Surf and water safety:
Australia has more beaches than any other nation. Popular beaches are likely to have a patrolled area during the warmer months of October to April. For your own safety, you should never swim or surf alone, but should do so between the flags. Beware of venomous jellyfish such as the Box Jellyfish from October to May which occur in northern Australia's waters including North-west Australia, Northern Territory, and Northern Queensland. This includes islands. However, the Outer Barrier Reef area is usually free of venomous jellyfish. Warning signs will be displayed at frequented beaches. Some beaches provide protective enclosures to allow swimming during the at-risk months. Crocodiles live in Northern Australia. They exist in rivers, freshwater lagoons, swamps, and beaches near rivers. Never camp within 50 metres of a river or the sea and don't leave food or rubbish near the water.

Seasons & clothing:
December to February is summer in Australia.
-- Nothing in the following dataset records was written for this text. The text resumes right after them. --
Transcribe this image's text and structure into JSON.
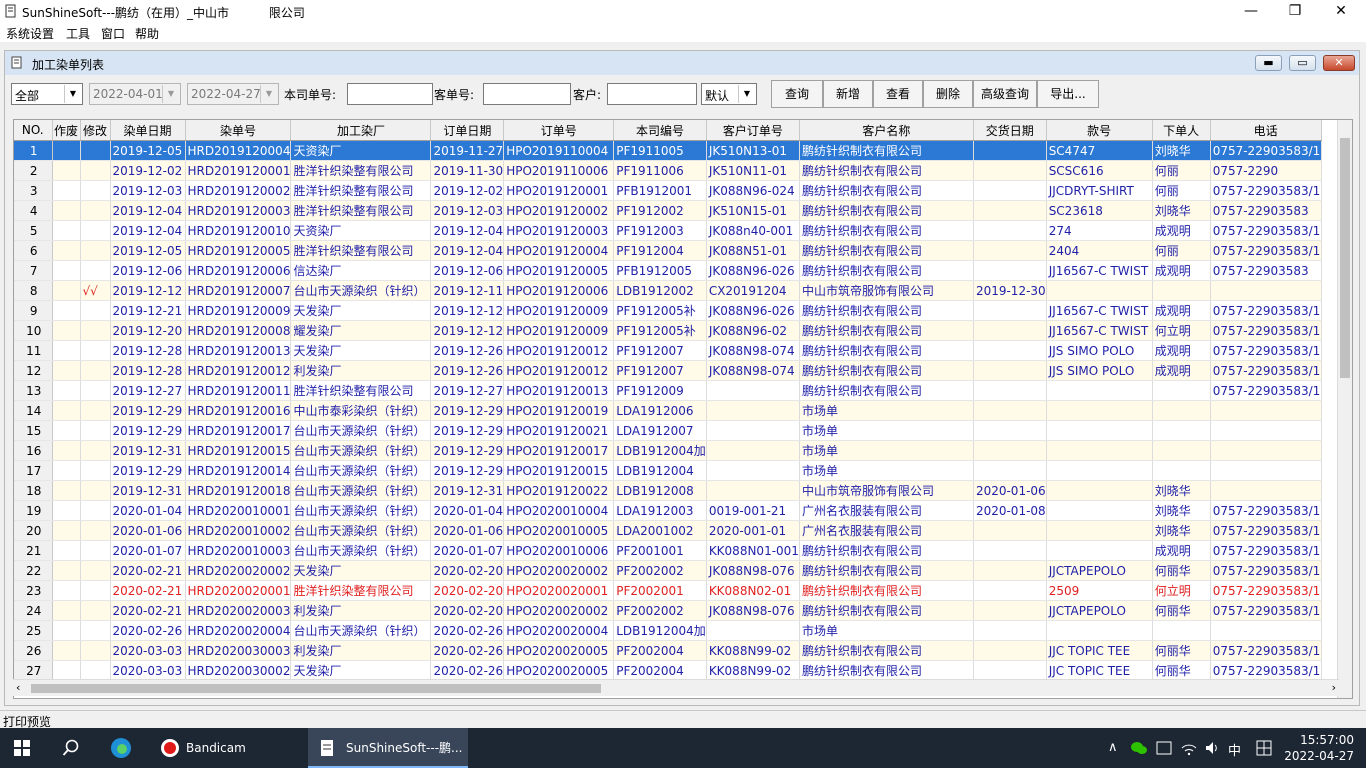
{
  "window": {
    "title": "SunShineSoft---鹏纺（在用）_中山市　　　 限公司",
    "min": "—",
    "restore": "❐",
    "close": "✕"
  },
  "menu": [
    "系统设置",
    "工具",
    "窗口",
    "帮助"
  ],
  "child": {
    "title": "加工染单列表",
    "min": "▬",
    "max": "▭",
    "close": "✕"
  },
  "filter": {
    "scope": "全部",
    "date_from": "2022-04-01",
    "date_to": "2022-04-27",
    "company_no_label": "本司单号:",
    "company_no_value": "",
    "customer_no_label": "客单号:",
    "customer_no_value": "",
    "customer_label": "客户:",
    "customer_value": "",
    "sort": "默认"
  },
  "buttons": [
    "查询",
    "新增",
    "查看",
    "删除",
    "高级查询",
    "导出..."
  ],
  "table": {
    "columns": [
      "NO.",
      "作废",
      "修改",
      "染单日期",
      "染单号",
      "加工染厂",
      "订单日期",
      "订单号",
      "本司编号",
      "客户订单号",
      "客户名称",
      "交货日期",
      "款号",
      "下单人",
      "电话"
    ],
    "rows": [
      [
        "1",
        "",
        "",
        "2019-12-05",
        "HRD2019120004",
        "天资染厂",
        "2019-11-27",
        "HPO2019110004",
        "PF1911005",
        "JK510N13-01",
        "鹏纺针织制衣有限公司",
        "",
        "SC4747",
        "刘晓华",
        "0757-22903583/1"
      ],
      [
        "2",
        "",
        "",
        "2019-12-02",
        "HRD2019120001",
        "胜洋针织染整有限公司",
        "2019-11-30",
        "HPO2019110006",
        "PF1911006",
        "JK510N11-01",
        "鹏纺针织制衣有限公司",
        "",
        "SCSC616",
        "何丽",
        "0757-2290"
      ],
      [
        "3",
        "",
        "",
        "2019-12-03",
        "HRD2019120002",
        "胜洋针织染整有限公司",
        "2019-12-02",
        "HPO2019120001",
        "PFB1912001",
        "JK088N96-024",
        "鹏纺针织制衣有限公司",
        "",
        "JJCDRYT-SHIRT",
        "何丽",
        "0757-22903583/1"
      ],
      [
        "4",
        "",
        "",
        "2019-12-04",
        "HRD2019120003",
        "胜洋针织染整有限公司",
        "2019-12-03",
        "HPO2019120002",
        "PF1912002",
        "JK510N15-01",
        "鹏纺针织制衣有限公司",
        "",
        "SC23618",
        "刘晓华",
        "0757-22903583"
      ],
      [
        "5",
        "",
        "",
        "2019-12-04",
        "HRD2019120010",
        "天资染厂",
        "2019-12-04",
        "HPO2019120003",
        "PF1912003",
        "JK088n40-001",
        "鹏纺针织制衣有限公司",
        "",
        "274",
        "成观明",
        "0757-22903583/1"
      ],
      [
        "6",
        "",
        "",
        "2019-12-05",
        "HRD2019120005",
        "胜洋针织染整有限公司",
        "2019-12-04",
        "HPO2019120004",
        "PF1912004",
        "JK088N51-01",
        "鹏纺针织制衣有限公司",
        "",
        "2404",
        "何丽",
        "0757-22903583/1"
      ],
      [
        "7",
        "",
        "",
        "2019-12-06",
        "HRD2019120006",
        "信达染厂",
        "2019-12-06",
        "HPO2019120005",
        "PFB1912005",
        "JK088N96-026",
        "鹏纺针织制衣有限公司",
        "",
        "JJ16567-C TWIST",
        "成观明",
        "0757-22903583"
      ],
      [
        "8",
        "",
        "√√",
        "2019-12-12",
        "HRD2019120007",
        "台山市天源染织（针织）",
        "2019-12-11",
        "HPO2019120006",
        "LDB1912002",
        "CX20191204",
        "中山市筑帝服饰有限公司",
        "2019-12-30",
        "",
        "",
        ""
      ],
      [
        "9",
        "",
        "",
        "2019-12-21",
        "HRD2019120009",
        "天发染厂",
        "2019-12-12",
        "HPO2019120009",
        "PF1912005补",
        "JK088N96-026",
        "鹏纺针织制衣有限公司",
        "",
        "JJ16567-C TWIST",
        "成观明",
        "0757-22903583/1"
      ],
      [
        "10",
        "",
        "",
        "2019-12-20",
        "HRD2019120008",
        "耀发染厂",
        "2019-12-12",
        "HPO2019120009",
        "PF1912005补",
        "JK088N96-02",
        "鹏纺针织制衣有限公司",
        "",
        "JJ16567-C TWIST",
        "何立明",
        "0757-22903583/1"
      ],
      [
        "11",
        "",
        "",
        "2019-12-28",
        "HRD2019120013",
        "天发染厂",
        "2019-12-26",
        "HPO2019120012",
        "PF1912007",
        "JK088N98-074",
        "鹏纺针织制衣有限公司",
        "",
        "JJS SIMO POLO",
        "成观明",
        "0757-22903583/1"
      ],
      [
        "12",
        "",
        "",
        "2019-12-28",
        "HRD2019120012",
        "利发染厂",
        "2019-12-26",
        "HPO2019120012",
        "PF1912007",
        "JK088N98-074",
        "鹏纺针织制衣有限公司",
        "",
        "JJS SIMO POLO",
        "成观明",
        "0757-22903583/1"
      ],
      [
        "13",
        "",
        "",
        "2019-12-27",
        "HRD2019120011",
        "胜洋针织染整有限公司",
        "2019-12-27",
        "HPO2019120013",
        "PF1912009",
        "",
        "鹏纺针织制衣有限公司",
        "",
        "",
        "",
        "0757-22903583/1"
      ],
      [
        "14",
        "",
        "",
        "2019-12-29",
        "HRD2019120016",
        "中山市泰彩染织（针织）",
        "2019-12-29",
        "HPO2019120019",
        "LDA1912006",
        "",
        "市场单",
        "",
        "",
        "",
        ""
      ],
      [
        "15",
        "",
        "",
        "2019-12-29",
        "HRD2019120017",
        "台山市天源染织（针织）",
        "2019-12-29",
        "HPO2019120021",
        "LDA1912007",
        "",
        "市场单",
        "",
        "",
        "",
        ""
      ],
      [
        "16",
        "",
        "",
        "2019-12-31",
        "HRD2019120015",
        "台山市天源染织（针织）",
        "2019-12-29",
        "HPO2019120017",
        "LDB1912004加",
        "",
        "市场单",
        "",
        "",
        "",
        ""
      ],
      [
        "17",
        "",
        "",
        "2019-12-29",
        "HRD2019120014",
        "台山市天源染织（针织）",
        "2019-12-29",
        "HPO2019120015",
        "LDB1912004",
        "",
        "市场单",
        "",
        "",
        "",
        ""
      ],
      [
        "18",
        "",
        "",
        "2019-12-31",
        "HRD2019120018",
        "台山市天源染织（针织）",
        "2019-12-31",
        "HPO2019120022",
        "LDB1912008",
        "",
        "中山市筑帝服饰有限公司",
        "2020-01-06",
        "",
        "刘晓华",
        ""
      ],
      [
        "19",
        "",
        "",
        "2020-01-04",
        "HRD2020010001",
        "台山市天源染织（针织）",
        "2020-01-04",
        "HPO2020010004",
        "LDA1912003",
        "0019-001-21",
        "广州名衣服装有限公司",
        "2020-01-08",
        "",
        "刘晓华",
        "0757-22903583/1"
      ],
      [
        "20",
        "",
        "",
        "2020-01-06",
        "HRD2020010002",
        "台山市天源染织（针织）",
        "2020-01-06",
        "HPO2020010005",
        "LDA2001002",
        "2020-001-01",
        "广州名衣服装有限公司",
        "",
        "",
        "刘晓华",
        "0757-22903583/1"
      ],
      [
        "21",
        "",
        "",
        "2020-01-07",
        "HRD2020010003",
        "台山市天源染织（针织）",
        "2020-01-07",
        "HPO2020010006",
        "PF2001001",
        "KK088N01-001",
        "鹏纺针织制衣有限公司",
        "",
        "",
        "成观明",
        "0757-22903583/1"
      ],
      [
        "22",
        "",
        "",
        "2020-02-21",
        "HRD2020020002",
        "天发染厂",
        "2020-02-20",
        "HPO2020020002",
        "PF2002002",
        "JK088N98-076",
        "鹏纺针织制衣有限公司",
        "",
        "JJCTAPEPOLO",
        "何丽华",
        "0757-22903583/1"
      ],
      [
        "23",
        "",
        "",
        "2020-02-21",
        "HRD2020020001",
        "胜洋针织染整有限公司",
        "2020-02-20",
        "HPO2020020001",
        "PF2002001",
        "KK088N02-01",
        "鹏纺针织制衣有限公司",
        "",
        "2509",
        "何立明",
        "0757-22903583/1"
      ],
      [
        "24",
        "",
        "",
        "2020-02-21",
        "HRD2020020003",
        "利发染厂",
        "2020-02-20",
        "HPO2020020002",
        "PF2002002",
        "JK088N98-076",
        "鹏纺针织制衣有限公司",
        "",
        "JJCTAPEPOLO",
        "何丽华",
        "0757-22903583/1"
      ],
      [
        "25",
        "",
        "",
        "2020-02-26",
        "HRD2020020004",
        "台山市天源染织（针织）",
        "2020-02-26",
        "HPO2020020004",
        "LDB1912004加",
        "",
        "市场单",
        "",
        "",
        "",
        ""
      ],
      [
        "26",
        "",
        "",
        "2020-03-03",
        "HRD2020030003",
        "利发染厂",
        "2020-02-26",
        "HPO2020020005",
        "PF2002004",
        "KK088N99-02",
        "鹏纺针织制衣有限公司",
        "",
        "JJC TOPIC TEE",
        "何丽华",
        "0757-22903583/1"
      ],
      [
        "27",
        "",
        "",
        "2020-03-03",
        "HRD2020030002",
        "天发染厂",
        "2020-02-26",
        "HPO2020020005",
        "PF2002004",
        "KK088N99-02",
        "鹏纺针织制衣有限公司",
        "",
        "JJC TOPIC TEE",
        "何丽华",
        "0757-22903583/1"
      ]
    ]
  },
  "status": "打印预览",
  "taskbar": {
    "apps": [
      "Bandicam",
      "SunShineSoft---鹏..."
    ],
    "tray": [
      "∧",
      "中"
    ],
    "time": "15:57:00",
    "date": "2022-04-27"
  },
  "colors": {
    "selected_row": "#2b78d5",
    "row_text": "#1f1fa8",
    "red_row": "#e02020",
    "alt_row": "#fffbe8"
  }
}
The temperature ranges from warm to hot. Wear lightweight clothes, but bring a jacket or sweater as the nights can be cooler. In winter months (June to August), wear warmer clothes and a jacket or light coat. Tropical areas suit lightweight clothing all year round.

Phones:
Local calls from payphones are charged at a flat fee of $A0.50 for the duration of the call. International calls are charged by the minute. The main international prefix is 0011. The free call prefix is 1800. Calls to 1800 numbers may incur a charge The primary emergency phone number in Australia is 000. Mobile phones can be rented, but you can pick up a mobile phone and sim card quite cheaply. You can bring your mobile phone with you, but you need to activate international roaming before you leave your country of origin.

Internet & Email:
Australia has an impressive infrastructure for Internet access both through cable and wireless. Free access is available in some shops, cafes, and public transport.

Electricity:
The Australian and New Zealand three-pin power outlet is different from other countries, so an adaptor is necessary for electronic devices. The electrical current in Australia is 220-240 volts, AC 50Hz.

Postal services:
Post offices usually open Monday to Friday from 9.00am to 5.00pm, Some open on Saturday. Travellers can request to collect their mail at a post office of their designation. The service is free for mail held for no more than 30 days. Mail picked up this way should be marked 'Poste Restante' and must have your name on the envelope. To pick up your mail, you need to show your passport which must match the name on the envelope.

Time zones:
Australia has three time zones. Eastern Standard Time (EST) includes New South Wales, Victoria, Queensland, Australian Capital Territory, and Tasmania. Central Standard Time (CST) includes the Northern Territory and South Australia. Western Standard Time (WST) includes Western Australia only. EST is half an hour ahead of CST and two hours ahead of WST. Daylight saving extends from the end of October to the end of March in New South Wales, Victoria, Australian Capital Territory, and South Australia. Tasmania is slightly longer with daylight saving starting at the beginning of October through to the end of March. There is no daylight saving in Queensland, Western Australia, and the Northern Territory.